We queried the 2012-2014 National Inpatient Sample databases to identify all patients aged ≥18 years with prior CABG undergoing isolated AVR (TAVR or SAVR). Patients undergoing concomitant revascularization (percutaneous coronary intervention or CABG) during the same hospitalization or with a history of prior valve surgery were excluded. Temporal trends in utilization of TAVR and SAVR were examined using the Cochrane-Armitage test. Propensity score matching was used to assemble a matched cohort of patients, who were balanced on baseline demographic, hospital, and clinical characteristics. In-hospital outcomes of TAVR vs.

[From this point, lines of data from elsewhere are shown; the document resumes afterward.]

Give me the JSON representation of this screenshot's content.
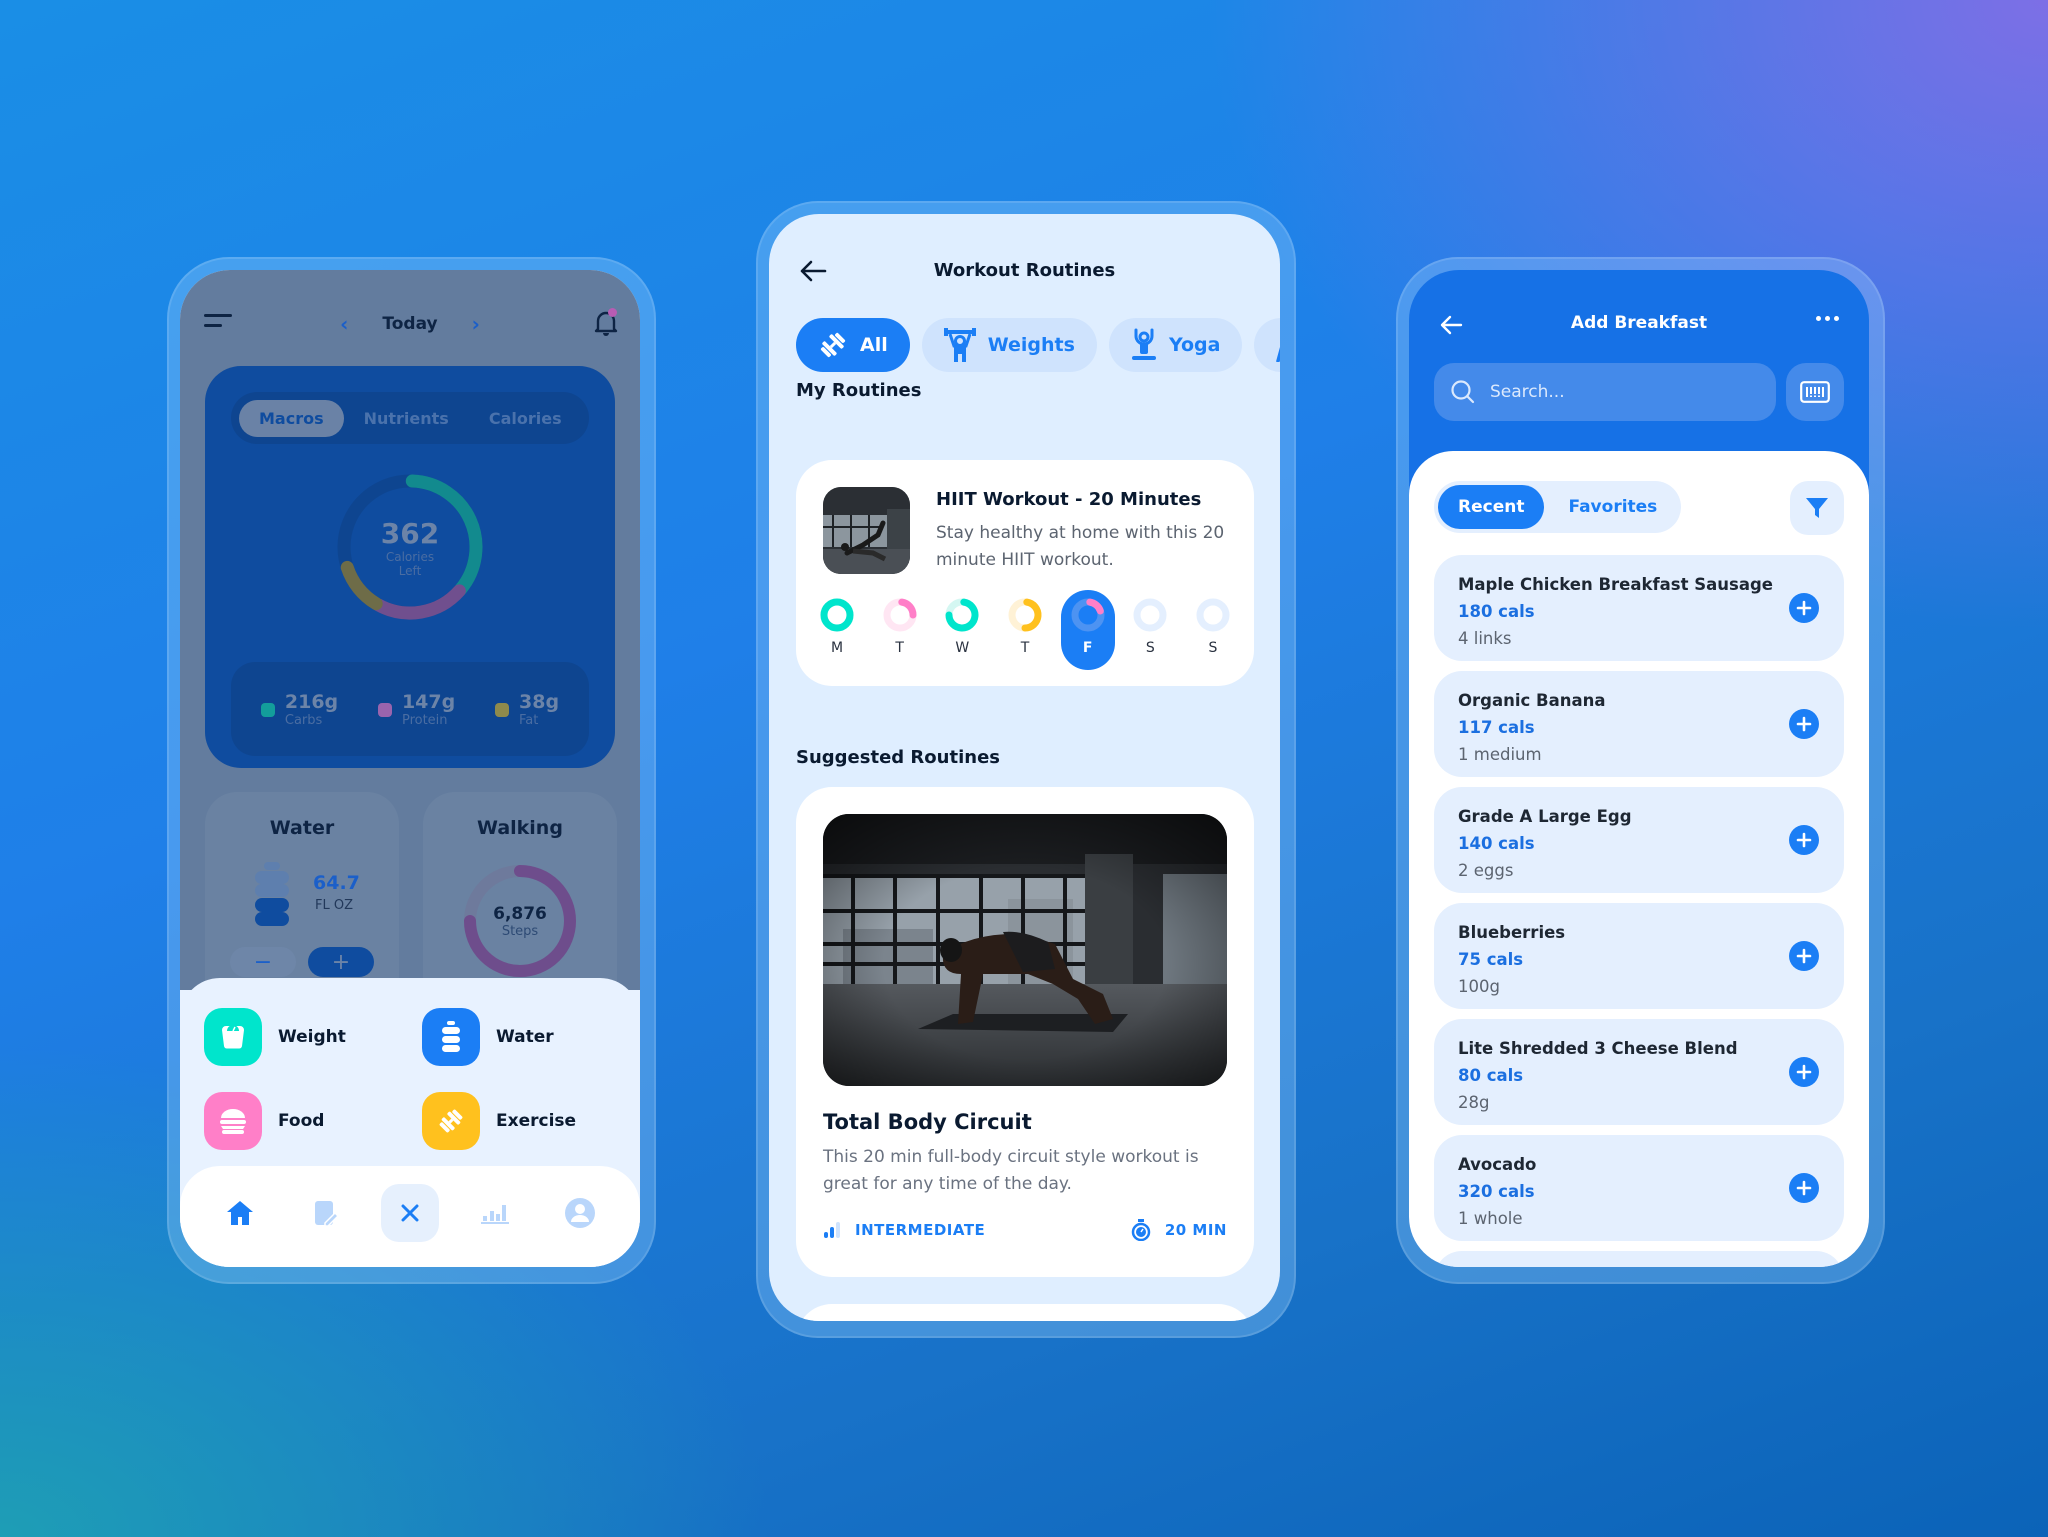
{
  "colors": {
    "primary": "#1b7ef5",
    "teal": "#00e5cc",
    "pink": "#ff7fc8",
    "yellow": "#ffc11e",
    "purple": "#7a4f8f"
  },
  "dashboard": {
    "date_label": "Today",
    "tabs": [
      {
        "label": "Macros",
        "active": true
      },
      {
        "label": "Nutrients",
        "active": false
      },
      {
        "label": "Calories",
        "active": false
      }
    ],
    "calories_left": {
      "value": "362",
      "label_line1": "Calories",
      "label_line2": "Left"
    },
    "macro_ring_fractions": {
      "carbs": 0.36,
      "protein": 0.22,
      "fat": 0.12
    },
    "macros": [
      {
        "value": "216g",
        "label": "Carbs",
        "color": "#139e9b"
      },
      {
        "value": "147g",
        "label": "Protein",
        "color": "#9a64ad"
      },
      {
        "value": "38g",
        "label": "Fat",
        "color": "#8e8a4c"
      }
    ],
    "water": {
      "title": "Water",
      "value": "64.7",
      "unit": "FL OZ",
      "minus": "−",
      "plus": "+"
    },
    "walking": {
      "title": "Walking",
      "value": "6,876",
      "unit": "Steps",
      "progress": 0.75
    },
    "quick_actions": [
      {
        "label": "Weight",
        "icon": "scale-icon",
        "color": "#00e5cc"
      },
      {
        "label": "Water",
        "icon": "bottle-icon",
        "color": "#1b7ef5"
      },
      {
        "label": "Food",
        "icon": "burger-icon",
        "color": "#ff7fc8"
      },
      {
        "label": "Exercise",
        "icon": "dumbbell-icon",
        "color": "#ffc11e"
      }
    ],
    "nav": [
      "home-icon",
      "diary-icon",
      "close-icon",
      "stats-icon",
      "profile-icon"
    ]
  },
  "workouts": {
    "title": "Workout Routines",
    "categories": [
      {
        "label": "All",
        "active": true
      },
      {
        "label": "Weights",
        "active": false
      },
      {
        "label": "Yoga",
        "active": false
      },
      {
        "label": "",
        "active": false
      }
    ],
    "my_routines_title": "My Routines",
    "routine": {
      "name": "HIIT Workout - 20 Minutes",
      "description": "Stay healthy at home with this 20 minute HIIT workout."
    },
    "days": [
      {
        "label": "M",
        "progress": 1.0,
        "color": "#00e5cc",
        "track": "#c9f6ef"
      },
      {
        "label": "T",
        "progress": 0.25,
        "color": "#ff7fc8",
        "track": "#ffe6f3"
      },
      {
        "label": "W",
        "progress": 0.75,
        "color": "#00e5cc",
        "track": "#d4f7f2"
      },
      {
        "label": "T",
        "progress": 0.5,
        "color": "#ffc11e",
        "track": "#fff2d6"
      },
      {
        "label": "F",
        "progress": 0.2,
        "color": "#ff7fc8",
        "track": "#4d93f2",
        "active": true
      },
      {
        "label": "S",
        "progress": 0,
        "color": "#1b7ef5",
        "track": "#e4effe"
      },
      {
        "label": "S",
        "progress": 0,
        "color": "#1b7ef5",
        "track": "#e4effe"
      }
    ],
    "suggested_title": "Suggested Routines",
    "suggested": {
      "name": "Total Body Circuit",
      "description": "This 20 min full-body circuit style workout is great for any time of the day.",
      "level": "INTERMEDIATE",
      "duration": "20 MIN"
    }
  },
  "breakfast": {
    "title": "Add Breakfast",
    "search_placeholder": "Search...",
    "toggle": [
      {
        "label": "Recent",
        "active": true
      },
      {
        "label": "Favorites",
        "active": false
      }
    ],
    "foods": [
      {
        "name": "Maple Chicken Breakfast Sausage",
        "cals": "180 cals",
        "serving": "4 links"
      },
      {
        "name": "Organic Banana",
        "cals": "117 cals",
        "serving": "1 medium"
      },
      {
        "name": "Grade A Large Egg",
        "cals": "140 cals",
        "serving": "2 eggs"
      },
      {
        "name": "Blueberries",
        "cals": "75 cals",
        "serving": "100g"
      },
      {
        "name": "Lite Shredded 3 Cheese Blend",
        "cals": "80 cals",
        "serving": "28g"
      },
      {
        "name": "Avocado",
        "cals": "320 cals",
        "serving": "1 whole"
      }
    ]
  }
}
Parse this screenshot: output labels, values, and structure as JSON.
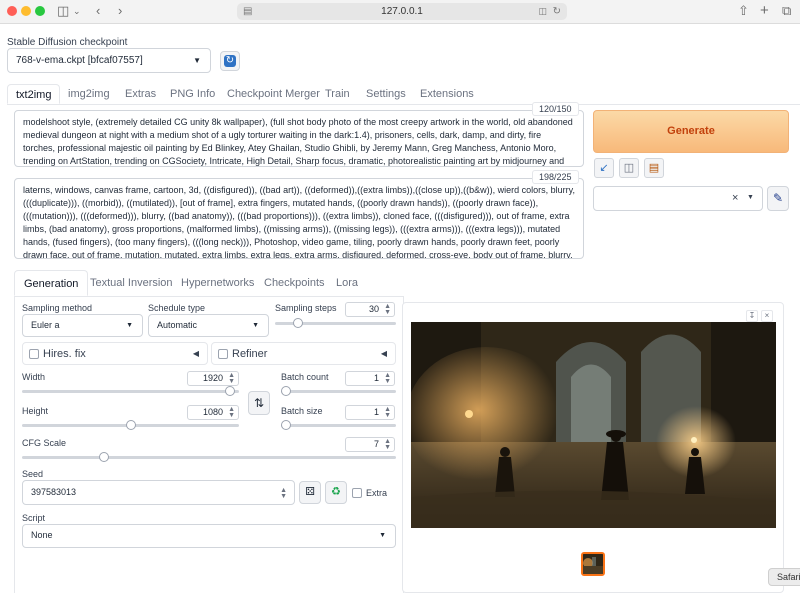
{
  "browser": {
    "url": "127.0.0.1",
    "tooltip": "Safari"
  },
  "checkpoint": {
    "label": "Stable Diffusion checkpoint",
    "value": "768-v-ema.ckpt [bfcaf07557]"
  },
  "tabs": [
    "txt2img",
    "img2img",
    "Extras",
    "PNG Info",
    "Checkpoint Merger",
    "Train",
    "Settings",
    "Extensions"
  ],
  "prompt": {
    "text": "modelshoot style, (extremely detailed CG unity 8k wallpaper), (full shot body photo of the most creepy artwork in the world, old abandoned medieval dungeon at night with a medium shot of a ugly torturer waiting in the dark:1.4), prisoners, cells, dark, damp, and dirty, fire torches, professional majestic oil painting by Ed Blinkey, Atey Ghailan, Studio Ghibli, by Jeremy Mann, Greg Manchess, Antonio Moro, trending on ArtStation, trending on CGSociety, Intricate, High Detail, Sharp focus, dramatic, photorealistic painting art by midjourney and greg rutkowski",
    "counter": "120/150"
  },
  "negative": {
    "text": "laterns, windows, canvas frame, cartoon, 3d, ((disfigured)), ((bad art)), ((deformed)),((extra limbs)),((close up)),((b&w)), wierd colors, blurry, (((duplicate))), ((morbid)), ((mutilated)), [out of frame], extra fingers, mutated hands, ((poorly drawn hands)), ((poorly drawn face)), (((mutation))), (((deformed))), blurry, ((bad anatomy)), (((bad proportions))), ((extra limbs)), cloned face, (((disfigured))), out of frame, extra limbs, (bad anatomy), gross proportions, (malformed limbs), ((missing arms)), ((missing legs)), (((extra arms))), (((extra legs))), mutated hands, (fused fingers), (too many fingers), (((long neck))), Photoshop, video game, tiling, poorly drawn hands, poorly drawn feet, poorly drawn face, out of frame, mutation, mutated, extra limbs, extra legs, extra arms, disfigured, deformed, cross-eye, body out of frame, blurry, bad art, bad anatomy, 3d render",
    "counter": "198/225"
  },
  "generate_label": "Generate",
  "subtabs": [
    "Generation",
    "Textual Inversion",
    "Hypernetworks",
    "Checkpoints",
    "Lora"
  ],
  "params": {
    "sampling_method_label": "Sampling method",
    "sampling_method": "Euler a",
    "schedule_type_label": "Schedule type",
    "schedule_type": "Automatic",
    "sampling_steps_label": "Sampling steps",
    "sampling_steps": "30",
    "hires_label": "Hires. fix",
    "refiner_label": "Refiner",
    "width_label": "Width",
    "width": "1920",
    "height_label": "Height",
    "height": "1080",
    "batch_count_label": "Batch count",
    "batch_count": "1",
    "batch_size_label": "Batch size",
    "batch_size": "1",
    "cfg_label": "CFG Scale",
    "cfg": "7",
    "seed_label": "Seed",
    "seed": "397583013",
    "extra_label": "Extra",
    "script_label": "Script",
    "script": "None"
  },
  "slider_levels": {
    "sampling_steps": 0.19,
    "width": 0.96,
    "height": 0.5,
    "batch_count": 0.0,
    "batch_size": 0.0,
    "cfg": 0.22
  },
  "colors": {
    "generate_bg": "#f8b97a",
    "generate_text": "#c2410c",
    "accent_blue": "#2f72c4",
    "thumb_border": "#f97316"
  },
  "icons": [
    "sidebar-icon",
    "back-icon",
    "forward-icon",
    "share-icon",
    "new-tab-icon",
    "tabs-icon",
    "refresh-icon",
    "paste-icon",
    "trash-icon",
    "notes-icon",
    "pencil-icon",
    "swap-icon",
    "dice-icon",
    "recycle-icon",
    "download-icon",
    "close-icon"
  ]
}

SAVR among matched patients were compared using bivariate logistic or linear regression models.
Of 147,395 patients undergoing isolated AVR during the study period, 15,055 (10.2%) had a history of prior CABG. The number of TAVRs in patients with prior CABG increased from 1,615 in 2012 to 4,400 in 2014, whereas the number of SAVRs decreased from 2,285 in 2012 to 1,895 in 2014 (ptrend<0.001). There were 3,705 patients in each group in the matched cohort. Compared with SAVR, TAVR was associated with similar in-hospital mortality (2.3% vs. 2.7%; OR, 0.85; 95% CI, 0.63-1.13) but lower incidence of major bleeding (10.9% vs. 24.0%; OR, 0.39; 95% CI, 0.34-0.44), vascular complications (4.9% vs. 6.3%; OR, 0.75; 95% CI, 0.62-0.92), ischemic stroke (1.3% vs. 3.0%; OR, 0.45; 95% CI, 0.32-0.63), myocardial infarction (0.9% vs. 3.2%; OR, 0.29; 95% CI, 0.20-0.42), or acute kidney injury (14.4% vs. 19.3%; OR, 0.71; 95% CI, 0.62-0.80). Rates of new pacemaker implantation were higher in the TAVR group (10.4% vs. 5.4%; OR, 2.03; 95% CI, 1.70-2.43). Average length of stay (LOS) was lower in patients undergoing TAVR (6.3 vs. 9.3 days; parameter estimate, 0.69; 95% CI, 0.67-0.71).
TAVR is being increasingly used in the United States as the preferred modality for AVR in patients with prior CABG. Compared with SAVR, TAVR is associated with similar in-hospital mortality, lower rates of in-hospital complications, and shorter average LOS in this important subset of patients.